Hentges' prize catch, also a Goldeye, measured 19 inches and weighed 2 pounds. "I was fishing with an Ugly Stick GX2 using an eight-pound test line and a Berkley Flicker Blue Tiger lure, in fast current," she noted.

"My boyfriend Geno and I fish every weekend from about mid-April until mid-October, and use a jon boat from Landing 615. The two of us just started fishing this year, after we started dating," she commented. 

The couple has known one another since high school. "He finally got the nerve to ask me out this year on his birthday.  We were out with a group of friends celebrating.
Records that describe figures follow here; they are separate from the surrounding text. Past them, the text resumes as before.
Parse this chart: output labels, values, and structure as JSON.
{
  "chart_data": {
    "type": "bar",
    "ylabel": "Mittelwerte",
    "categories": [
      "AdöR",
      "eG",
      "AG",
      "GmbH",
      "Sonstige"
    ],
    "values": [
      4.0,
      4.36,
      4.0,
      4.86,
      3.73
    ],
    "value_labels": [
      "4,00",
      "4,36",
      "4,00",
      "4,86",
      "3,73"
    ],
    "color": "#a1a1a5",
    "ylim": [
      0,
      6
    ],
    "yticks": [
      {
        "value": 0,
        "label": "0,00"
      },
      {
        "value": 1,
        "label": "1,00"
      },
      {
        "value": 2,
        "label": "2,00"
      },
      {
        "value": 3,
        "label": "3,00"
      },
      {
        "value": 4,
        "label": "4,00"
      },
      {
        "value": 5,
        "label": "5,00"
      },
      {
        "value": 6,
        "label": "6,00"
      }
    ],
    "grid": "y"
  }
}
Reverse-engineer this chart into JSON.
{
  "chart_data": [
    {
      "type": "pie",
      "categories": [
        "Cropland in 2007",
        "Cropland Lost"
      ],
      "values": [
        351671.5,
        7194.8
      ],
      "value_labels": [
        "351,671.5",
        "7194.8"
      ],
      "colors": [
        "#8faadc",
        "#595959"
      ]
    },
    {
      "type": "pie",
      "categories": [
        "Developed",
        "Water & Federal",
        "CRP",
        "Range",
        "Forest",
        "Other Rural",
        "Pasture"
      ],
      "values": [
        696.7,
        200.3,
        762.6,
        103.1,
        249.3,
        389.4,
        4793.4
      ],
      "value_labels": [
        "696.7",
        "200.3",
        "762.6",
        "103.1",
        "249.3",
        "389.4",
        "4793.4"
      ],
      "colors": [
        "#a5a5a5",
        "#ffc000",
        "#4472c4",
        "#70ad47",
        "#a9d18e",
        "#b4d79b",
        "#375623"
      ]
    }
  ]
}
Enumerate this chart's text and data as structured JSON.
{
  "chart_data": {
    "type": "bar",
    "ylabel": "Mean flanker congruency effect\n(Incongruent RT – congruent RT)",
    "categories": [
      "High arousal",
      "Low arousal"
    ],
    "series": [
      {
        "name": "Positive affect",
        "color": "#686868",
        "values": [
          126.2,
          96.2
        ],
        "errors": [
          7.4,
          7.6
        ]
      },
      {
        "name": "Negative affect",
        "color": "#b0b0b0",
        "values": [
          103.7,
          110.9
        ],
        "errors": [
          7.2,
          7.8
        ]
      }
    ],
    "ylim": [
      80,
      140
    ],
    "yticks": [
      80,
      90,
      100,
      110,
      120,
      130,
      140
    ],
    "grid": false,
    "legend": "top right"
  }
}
I told him no," she laughed. "I didn't want to ruin our friendship. A few weeks later, we were out fishing together, and I decided it was worth taking a chance.  It has been the best year I've had in a long time, even with the way 2020 has thrown us curve balls at every turn."

She continued, "I've fished off the bank quite a bit over the years, but this is the first year I have gone out on the river to fish in a boat, and the first year I've used lures instead of bait."

Geno has been fishing in Guttenberg for the past 36 years. He caught a state-record fish at age 12, and took first place in a Ducks Unlimited tournament. "I watched Geno cast over a tree, and then catch a fish with the line over the tree.  He ended up with the fish in the boat and didn't lose his lure!" she exclaimed. 

The couple also enjoys car shows, taking scenic drives and outdoor activities. "We both love being close to the river and have completed the 13 Iowa waterfalls drive with my son this year," she added. 

"To be honest, I'm still in awe that I caught a noteworthy fish. Had it not been for Geno and his fishing knowledge, I would not have been fishing on the Mississippi, let alone catching such an impressive catch my first year out. We do catch and release, so pictures are how we note our catches," she concluded.